ETI’s Martin Buttle reports on our annual meeting on Turkey’s garment and footwear sector and the challenges Turkey’s industry and workers face.
Here’s what ETI believes.
Local coalitions – platforms of interested parties – are a key mechanism in finding solutions to local problems.
Turkey’s footwear and garment sector is a case in point.
As we have pointed out previously, Turkey is a fast fashion hub where its ability to produce fashion quickly is part of its USP.
Yet this can result in cutting corners. Particularly, as over the last six years, Turkey has had to absorb three million Syrian refugees.
Many are working in the footwear and garment sector and are hugely vulnerable to exploitation.
That needs to be acknowledged.
But we also must acknowledge what is being done to safeguard workers – both Syrian and Turkish – as was discussed at our Turkey platform 2018 annual meeting.
Strengthening the garment sector
ETI facilitates an apparel and textiles platform in Turkey which aims to strengthen the garment sector’s ability to implement the UN’s General Principles on Business and Human Rights.

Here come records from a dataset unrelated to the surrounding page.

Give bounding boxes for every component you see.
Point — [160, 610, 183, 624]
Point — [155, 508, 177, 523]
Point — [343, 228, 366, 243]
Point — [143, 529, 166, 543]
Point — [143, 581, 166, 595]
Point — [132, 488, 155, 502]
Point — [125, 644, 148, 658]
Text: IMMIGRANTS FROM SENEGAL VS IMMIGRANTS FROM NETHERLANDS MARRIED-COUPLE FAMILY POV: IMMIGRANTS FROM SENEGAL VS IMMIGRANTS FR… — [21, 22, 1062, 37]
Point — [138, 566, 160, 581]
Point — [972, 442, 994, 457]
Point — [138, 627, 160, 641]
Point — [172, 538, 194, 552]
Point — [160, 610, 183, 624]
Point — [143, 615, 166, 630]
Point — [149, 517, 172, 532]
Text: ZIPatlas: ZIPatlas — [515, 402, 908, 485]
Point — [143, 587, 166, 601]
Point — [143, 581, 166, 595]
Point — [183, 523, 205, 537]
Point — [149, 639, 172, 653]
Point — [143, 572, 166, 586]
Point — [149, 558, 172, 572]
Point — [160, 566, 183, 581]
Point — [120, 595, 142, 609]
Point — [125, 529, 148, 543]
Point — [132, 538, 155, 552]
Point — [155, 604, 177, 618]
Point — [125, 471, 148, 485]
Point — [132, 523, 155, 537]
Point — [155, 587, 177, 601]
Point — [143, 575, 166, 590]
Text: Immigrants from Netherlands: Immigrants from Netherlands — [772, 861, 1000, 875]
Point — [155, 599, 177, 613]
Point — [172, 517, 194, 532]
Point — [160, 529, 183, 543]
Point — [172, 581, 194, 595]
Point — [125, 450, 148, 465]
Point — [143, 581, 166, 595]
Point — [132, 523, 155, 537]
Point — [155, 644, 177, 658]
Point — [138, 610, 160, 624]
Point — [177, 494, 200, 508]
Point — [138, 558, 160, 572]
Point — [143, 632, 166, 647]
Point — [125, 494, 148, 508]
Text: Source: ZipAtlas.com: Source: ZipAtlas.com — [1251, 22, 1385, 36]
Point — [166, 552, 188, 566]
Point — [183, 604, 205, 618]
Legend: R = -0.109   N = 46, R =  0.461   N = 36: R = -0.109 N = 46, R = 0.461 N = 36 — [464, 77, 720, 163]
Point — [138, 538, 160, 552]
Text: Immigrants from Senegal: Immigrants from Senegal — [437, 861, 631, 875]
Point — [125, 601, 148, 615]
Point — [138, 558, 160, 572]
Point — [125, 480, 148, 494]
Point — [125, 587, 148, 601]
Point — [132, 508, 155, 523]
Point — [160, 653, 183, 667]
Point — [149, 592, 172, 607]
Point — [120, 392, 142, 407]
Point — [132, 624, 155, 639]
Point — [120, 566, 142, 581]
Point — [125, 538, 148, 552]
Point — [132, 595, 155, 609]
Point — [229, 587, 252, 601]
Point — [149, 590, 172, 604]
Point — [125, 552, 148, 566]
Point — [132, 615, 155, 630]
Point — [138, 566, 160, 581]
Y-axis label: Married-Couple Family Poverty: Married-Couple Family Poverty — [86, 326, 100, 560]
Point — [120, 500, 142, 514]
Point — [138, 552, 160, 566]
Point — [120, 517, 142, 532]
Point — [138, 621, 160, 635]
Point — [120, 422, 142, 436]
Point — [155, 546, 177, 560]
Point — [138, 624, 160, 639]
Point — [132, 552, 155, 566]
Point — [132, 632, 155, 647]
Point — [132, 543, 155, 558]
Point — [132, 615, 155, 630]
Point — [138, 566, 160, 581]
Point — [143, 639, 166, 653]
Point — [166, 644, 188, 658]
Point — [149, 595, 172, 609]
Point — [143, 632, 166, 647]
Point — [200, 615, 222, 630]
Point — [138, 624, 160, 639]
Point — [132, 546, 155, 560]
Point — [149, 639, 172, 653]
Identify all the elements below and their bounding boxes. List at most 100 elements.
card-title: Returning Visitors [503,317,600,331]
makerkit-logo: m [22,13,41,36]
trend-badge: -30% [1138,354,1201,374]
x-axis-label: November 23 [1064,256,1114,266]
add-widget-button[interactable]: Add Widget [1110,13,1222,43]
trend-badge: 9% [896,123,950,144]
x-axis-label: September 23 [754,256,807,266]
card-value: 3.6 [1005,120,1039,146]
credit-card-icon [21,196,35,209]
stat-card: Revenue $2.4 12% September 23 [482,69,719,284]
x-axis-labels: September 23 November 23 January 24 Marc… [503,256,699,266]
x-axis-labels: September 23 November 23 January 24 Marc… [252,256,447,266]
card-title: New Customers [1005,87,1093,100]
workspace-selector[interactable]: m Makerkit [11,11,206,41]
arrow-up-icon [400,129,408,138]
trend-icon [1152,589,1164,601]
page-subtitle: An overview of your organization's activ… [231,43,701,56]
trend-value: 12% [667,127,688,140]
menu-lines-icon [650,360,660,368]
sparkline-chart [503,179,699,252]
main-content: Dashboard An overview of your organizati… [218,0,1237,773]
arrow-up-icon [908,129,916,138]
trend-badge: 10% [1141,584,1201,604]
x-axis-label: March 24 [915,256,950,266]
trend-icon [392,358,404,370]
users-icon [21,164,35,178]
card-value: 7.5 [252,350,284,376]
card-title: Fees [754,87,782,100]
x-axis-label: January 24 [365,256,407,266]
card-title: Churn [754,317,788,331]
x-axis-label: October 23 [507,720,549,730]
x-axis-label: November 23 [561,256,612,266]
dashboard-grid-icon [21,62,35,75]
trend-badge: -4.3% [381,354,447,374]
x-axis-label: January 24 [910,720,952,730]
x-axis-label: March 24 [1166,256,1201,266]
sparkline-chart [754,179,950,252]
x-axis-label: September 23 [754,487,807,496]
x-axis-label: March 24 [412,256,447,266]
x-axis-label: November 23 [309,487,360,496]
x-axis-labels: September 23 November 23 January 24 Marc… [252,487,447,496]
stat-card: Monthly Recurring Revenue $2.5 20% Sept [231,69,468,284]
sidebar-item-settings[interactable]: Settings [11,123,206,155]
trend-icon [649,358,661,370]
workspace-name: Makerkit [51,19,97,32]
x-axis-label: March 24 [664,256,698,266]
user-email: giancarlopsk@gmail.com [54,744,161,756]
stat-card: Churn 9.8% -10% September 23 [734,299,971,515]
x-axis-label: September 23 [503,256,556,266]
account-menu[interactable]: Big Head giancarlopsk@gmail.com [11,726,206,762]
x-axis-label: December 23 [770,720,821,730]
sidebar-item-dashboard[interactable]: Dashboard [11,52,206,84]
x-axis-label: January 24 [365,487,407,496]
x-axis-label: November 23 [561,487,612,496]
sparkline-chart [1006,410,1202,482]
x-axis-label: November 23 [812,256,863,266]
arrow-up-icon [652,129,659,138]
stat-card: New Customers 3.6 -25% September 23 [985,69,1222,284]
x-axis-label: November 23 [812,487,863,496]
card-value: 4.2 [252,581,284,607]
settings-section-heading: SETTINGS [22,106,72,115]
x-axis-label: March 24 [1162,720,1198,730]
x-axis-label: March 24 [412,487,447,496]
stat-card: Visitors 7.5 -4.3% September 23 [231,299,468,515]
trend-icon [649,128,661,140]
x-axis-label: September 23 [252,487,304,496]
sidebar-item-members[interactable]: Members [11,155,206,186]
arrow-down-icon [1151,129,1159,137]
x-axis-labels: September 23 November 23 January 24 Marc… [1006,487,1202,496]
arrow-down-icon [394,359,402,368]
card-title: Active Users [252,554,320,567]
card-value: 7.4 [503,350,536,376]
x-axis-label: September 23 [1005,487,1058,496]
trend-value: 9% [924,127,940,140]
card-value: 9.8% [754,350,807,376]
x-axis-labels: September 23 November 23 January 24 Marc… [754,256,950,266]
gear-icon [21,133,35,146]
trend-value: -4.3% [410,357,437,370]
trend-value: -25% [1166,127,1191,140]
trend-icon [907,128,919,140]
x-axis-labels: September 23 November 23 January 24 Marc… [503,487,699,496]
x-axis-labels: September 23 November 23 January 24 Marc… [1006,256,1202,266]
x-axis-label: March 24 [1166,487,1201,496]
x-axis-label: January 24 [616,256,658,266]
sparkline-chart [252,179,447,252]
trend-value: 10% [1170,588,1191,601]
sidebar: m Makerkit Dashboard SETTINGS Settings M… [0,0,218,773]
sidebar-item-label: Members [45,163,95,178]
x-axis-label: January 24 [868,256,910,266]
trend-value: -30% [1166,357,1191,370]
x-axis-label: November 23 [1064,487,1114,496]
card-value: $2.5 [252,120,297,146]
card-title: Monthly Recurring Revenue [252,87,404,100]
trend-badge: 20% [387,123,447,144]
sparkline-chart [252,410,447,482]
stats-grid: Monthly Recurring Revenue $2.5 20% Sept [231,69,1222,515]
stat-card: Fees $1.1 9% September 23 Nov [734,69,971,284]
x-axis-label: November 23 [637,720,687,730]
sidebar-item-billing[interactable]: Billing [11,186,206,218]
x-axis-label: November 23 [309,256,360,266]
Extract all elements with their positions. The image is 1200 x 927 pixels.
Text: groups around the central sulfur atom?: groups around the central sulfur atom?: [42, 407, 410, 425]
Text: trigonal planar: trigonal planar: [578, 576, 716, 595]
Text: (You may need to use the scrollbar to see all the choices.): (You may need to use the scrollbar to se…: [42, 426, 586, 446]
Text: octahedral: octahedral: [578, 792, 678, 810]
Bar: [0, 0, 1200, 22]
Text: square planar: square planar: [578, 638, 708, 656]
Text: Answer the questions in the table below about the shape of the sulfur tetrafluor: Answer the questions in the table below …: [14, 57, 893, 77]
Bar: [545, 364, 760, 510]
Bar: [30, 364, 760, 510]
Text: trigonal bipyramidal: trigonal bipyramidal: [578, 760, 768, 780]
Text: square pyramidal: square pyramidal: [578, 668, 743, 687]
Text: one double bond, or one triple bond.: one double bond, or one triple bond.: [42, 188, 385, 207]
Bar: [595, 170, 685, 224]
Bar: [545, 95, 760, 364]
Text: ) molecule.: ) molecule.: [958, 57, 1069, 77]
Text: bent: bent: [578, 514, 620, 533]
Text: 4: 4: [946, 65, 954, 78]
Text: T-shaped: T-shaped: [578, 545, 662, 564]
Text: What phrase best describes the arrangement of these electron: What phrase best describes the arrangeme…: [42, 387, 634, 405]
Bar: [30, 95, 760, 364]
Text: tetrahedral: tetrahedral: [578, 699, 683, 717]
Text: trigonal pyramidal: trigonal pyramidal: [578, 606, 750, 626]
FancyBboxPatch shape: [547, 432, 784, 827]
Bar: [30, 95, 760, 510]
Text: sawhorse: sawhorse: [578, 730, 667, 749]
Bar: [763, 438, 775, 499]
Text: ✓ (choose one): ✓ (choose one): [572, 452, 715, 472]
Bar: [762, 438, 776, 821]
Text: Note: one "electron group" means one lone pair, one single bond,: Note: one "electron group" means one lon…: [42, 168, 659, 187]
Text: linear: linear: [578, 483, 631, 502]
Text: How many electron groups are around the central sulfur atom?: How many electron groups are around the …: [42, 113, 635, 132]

Since its inauguration in 2016, it now reaches 30 brands and retailers, employer associations, trade unions and civil society as well as thousands of factories. Its steering group includes important industry voices including ITKIB, TTSIS and TGSD and it has wide-ranging industry and governmental support.
As part of the platform’s operating principles, it meets every year to assess progress and plan for the future.
This year’s meeting in Istanbul attracted delegates from business (local and international) trade unions and civil society as well as government representatives.
They heard that three working groups have been established made up of ETI member brands, employers’ associations, trade unions and NGOs.
Those groups raise business and human rights awareness, promote workplace social dialogue, and address the root causes of any human rights issues.
Over the last year (in addition to progress which has been reported in earlier blogs and on our programme webpages) we have seen:
- Workshops organised for supplier factories (in collaboration with the IMPR/UNHCR) on the needs of Syrian refugees, what constitutes illegal work and obtaining legal work permits.
- The production of a guide to buying responsibly, preparatory research for a planned study on purchasing practices and activities coordinated with ACT (Action, Collaboration, Transformation) around paying living wages.
- Training on workplace social dialogue delivered to supplier factories nominated by ETI member brands, and worker representative systems introduced.
Many steps forward
It is obvious that Turkey is already many steps forward from where it was a year ago.
The government, for example, has introduced a temporary protection regime for Syrian refugees.
It is driving forward work permit legislation and is building the capacity of institutions, businesses and of Syrian workers themselves to work legally in Turkey.
The ETI facilitated Platform has recognised that any initiative towards Syrian workers should take into account the situation of Turkish workers as well as the specifics of the Turkish labour market and it is addressing key issues that rightly sit with businesses themselves to take forward.
But I would be remiss if I didn’t concede that challenges remain and all stakeholders, including ETI, must continue to cooperate.
As discussed at the meeting, these challenges include collaborating around issues such as audits (they’re essential but there is huge debate about their true worth and whether then can be streamlined), addressing structural problems within the industry itself (Turkey has 52,000 garment manufacturers with the vast majority employing less than 49 workers) and improving the ability and effectiveness of unions.
Very specifically, we know that transparency in the lower tiers of supply chains, particularly within subcontracting units, remains a challenge and one that must be addressed.
A detailed report on the day’s discussions is available and we’ll be taking forward several of the ideas raised.
What’s clear is that Turkey is a regional powerhouse.
Its garment industry has the potential to become an architype for good practice – particularly around refugee working – providing gaps can be filled.
That’s why, over the next three years, our aim is to bring the industry together and bring more factories on board to address ingrained issues.
Importantly, we will build consensus on how to scale up efforts and support the growth of a high quality industry that meets international expectations around business and human rights.